Reasons to Separate Kitchen from Septic Tank
1. It Fills up Fast
If you have your kitchen sink draining into your septic tank, you are going to clog up your septic tank faster than if you did not.
To begin with, a septic tank only needs food waste and toilet paper run through it like any other tank. That is all its design functions for, and there is no reason to treat it as anything else.
So, why would you want to put soap, detergent, and grease into your septic tank? It will clog up your system faster and could even render it useless.
It will overload your system and cause it to fill up faster. In addition, the constant flow of water from your kitchen sink may overwork your drain field and cause it to fail earlier than expected.
The risk of contamination is much higher. A kitchen sink draining into a septic tank can cause a disturbance in the natural balance of waste decomposition that takes place within it.
This often leads to blockages and bad odors in and around the house.
As a result, the water from your kitchen sink becomes a breeding ground for germs and bacteria, which can cause illness and sickness.
If your kitchen sink drains directly into your septic tank, those germs and bacteria could end up inside it and affect the overall health of your family.
This is because there are many chemicals and other substances that have access into the kitchen sink over time, which can alter this balance.
When these chemicals mix with water they break down into different forms and cause an imbalance in the natural cycle of decomposition, which ultimately causes more problems than it solves.
3. Save on the cost of removal
You will need to clean the septic tank more often. If you are going to be dumping a lot more wastewater into your septic tank, then this means that it will need cleaning out more often than usual as well.
So, if you are looking for ways to reduce costs when it comes to maintaining your drainage system, then having your kitchen sink draining separate from the rest of the drains will certainly help with this.

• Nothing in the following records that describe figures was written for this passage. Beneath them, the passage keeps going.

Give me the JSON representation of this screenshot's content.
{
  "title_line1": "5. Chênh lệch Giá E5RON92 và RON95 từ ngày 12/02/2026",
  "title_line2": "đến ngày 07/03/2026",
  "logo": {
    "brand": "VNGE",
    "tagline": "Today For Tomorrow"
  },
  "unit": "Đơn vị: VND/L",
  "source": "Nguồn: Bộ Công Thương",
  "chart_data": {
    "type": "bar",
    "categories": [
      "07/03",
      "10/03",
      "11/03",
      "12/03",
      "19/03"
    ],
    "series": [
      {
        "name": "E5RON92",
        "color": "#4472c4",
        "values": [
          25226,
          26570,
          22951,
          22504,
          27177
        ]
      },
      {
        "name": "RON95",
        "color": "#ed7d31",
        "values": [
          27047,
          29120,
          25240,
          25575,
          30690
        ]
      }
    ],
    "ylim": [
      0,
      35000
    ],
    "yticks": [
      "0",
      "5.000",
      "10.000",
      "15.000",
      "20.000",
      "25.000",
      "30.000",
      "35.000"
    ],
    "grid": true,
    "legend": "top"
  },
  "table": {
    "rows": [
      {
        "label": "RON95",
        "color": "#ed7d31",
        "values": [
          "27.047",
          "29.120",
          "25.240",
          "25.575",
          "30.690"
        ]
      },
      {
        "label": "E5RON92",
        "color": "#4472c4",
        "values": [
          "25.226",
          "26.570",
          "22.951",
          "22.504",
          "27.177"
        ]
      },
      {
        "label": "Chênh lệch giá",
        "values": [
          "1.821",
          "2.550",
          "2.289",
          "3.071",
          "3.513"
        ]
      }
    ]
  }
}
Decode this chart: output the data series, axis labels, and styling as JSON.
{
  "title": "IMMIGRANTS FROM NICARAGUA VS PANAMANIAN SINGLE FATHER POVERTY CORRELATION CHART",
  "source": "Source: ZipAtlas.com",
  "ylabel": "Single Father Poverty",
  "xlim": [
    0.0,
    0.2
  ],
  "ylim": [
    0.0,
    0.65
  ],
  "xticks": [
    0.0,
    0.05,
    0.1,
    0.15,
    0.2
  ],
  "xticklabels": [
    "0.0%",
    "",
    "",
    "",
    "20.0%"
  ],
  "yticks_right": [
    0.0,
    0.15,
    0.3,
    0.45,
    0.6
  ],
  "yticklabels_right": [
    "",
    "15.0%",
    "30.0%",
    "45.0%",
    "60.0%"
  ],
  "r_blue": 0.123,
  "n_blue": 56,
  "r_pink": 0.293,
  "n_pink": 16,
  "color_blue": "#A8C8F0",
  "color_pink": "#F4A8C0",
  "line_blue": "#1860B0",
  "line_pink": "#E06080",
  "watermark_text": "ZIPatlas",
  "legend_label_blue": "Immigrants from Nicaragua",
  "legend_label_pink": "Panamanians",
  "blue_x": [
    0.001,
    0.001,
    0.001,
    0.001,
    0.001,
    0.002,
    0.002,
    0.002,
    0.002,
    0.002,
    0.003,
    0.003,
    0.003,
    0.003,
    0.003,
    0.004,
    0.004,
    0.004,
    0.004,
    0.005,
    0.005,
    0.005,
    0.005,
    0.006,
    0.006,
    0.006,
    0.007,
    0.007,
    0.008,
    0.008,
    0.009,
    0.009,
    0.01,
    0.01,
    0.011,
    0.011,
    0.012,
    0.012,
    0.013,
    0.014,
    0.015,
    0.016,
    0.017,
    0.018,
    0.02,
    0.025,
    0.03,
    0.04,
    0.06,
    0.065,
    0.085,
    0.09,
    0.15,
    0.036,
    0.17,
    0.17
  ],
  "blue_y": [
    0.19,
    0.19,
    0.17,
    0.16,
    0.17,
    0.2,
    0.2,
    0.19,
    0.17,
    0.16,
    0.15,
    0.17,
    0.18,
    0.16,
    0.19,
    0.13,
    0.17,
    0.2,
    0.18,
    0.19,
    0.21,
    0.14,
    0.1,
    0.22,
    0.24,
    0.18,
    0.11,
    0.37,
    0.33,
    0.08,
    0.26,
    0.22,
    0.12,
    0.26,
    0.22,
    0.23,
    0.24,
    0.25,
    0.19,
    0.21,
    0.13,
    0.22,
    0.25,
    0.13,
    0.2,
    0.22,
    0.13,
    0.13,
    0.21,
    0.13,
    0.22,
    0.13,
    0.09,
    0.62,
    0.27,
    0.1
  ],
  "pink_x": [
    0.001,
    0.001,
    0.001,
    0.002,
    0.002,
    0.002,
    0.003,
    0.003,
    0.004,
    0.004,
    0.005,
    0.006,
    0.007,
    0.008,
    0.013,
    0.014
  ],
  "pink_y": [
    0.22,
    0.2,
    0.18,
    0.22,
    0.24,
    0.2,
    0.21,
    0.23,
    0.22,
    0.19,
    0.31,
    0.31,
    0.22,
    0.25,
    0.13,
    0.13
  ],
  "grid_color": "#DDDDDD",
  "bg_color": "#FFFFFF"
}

4. You can use Kitchen Water in the Garden
As we noted in another guide, kitchen sink water is good for plants and gardening. Kitchen wastes contain lots of nutrients that can be used to fertilize your garden plants and keep them healthy.
It also prevents you from wasting all that clean drinking water that goes down the drain when washing dishes and cleaning vegetables.
You can recycle kitchen water by directing it into your lawn plants. Read more on tips when kitchen sink drains into the garden and used to do your gardening.
5. Prevent offensive odors
Another advantage of having a separate drainage system for your kitchen sink is that you will prevent offensive odors from being released into the atmosphere.
Food and grease buildup inside pipes usually causes foul odors to be released into your home or property when you use water in any part of your plumbing system.
The good thing about having a separate drainage system for your kitchen sink is that this does not affect other parts of your plumbing system, hence preventing bad smells from escaping into the atmosphere.
Tips to avoid Kitchen Sink Drain from Combining to Septic
First, know the age of your system. This can help you to plan ahead and take care of the problem before it gets out of hand.
Next, check the area in which the water has been flowing for any signs of cracks, holes, or any type of damage.
It is also a good idea to inspect the pipes that are connected to the sink drain.
You should also make sure that there is nothing that could be blocking the flow of water by using a rubber plunger or a wet cloth.
If you notice anything that looks like a clog, then you should remove this immediately so that it does not cause damage to your pipes.
Also, use a pressure gauge when checking for leaks. If there is no apparent leak, then you will want to try using an air compressor. This will allow you to get into hard-to-reach areas where there may be some small leaks.
You will also want to try using bleach solution or bleach tablets in order to eliminate any mold or mildew that may have built up inside of your pipes and clean up any leaks that have accumulated in your drain pipe.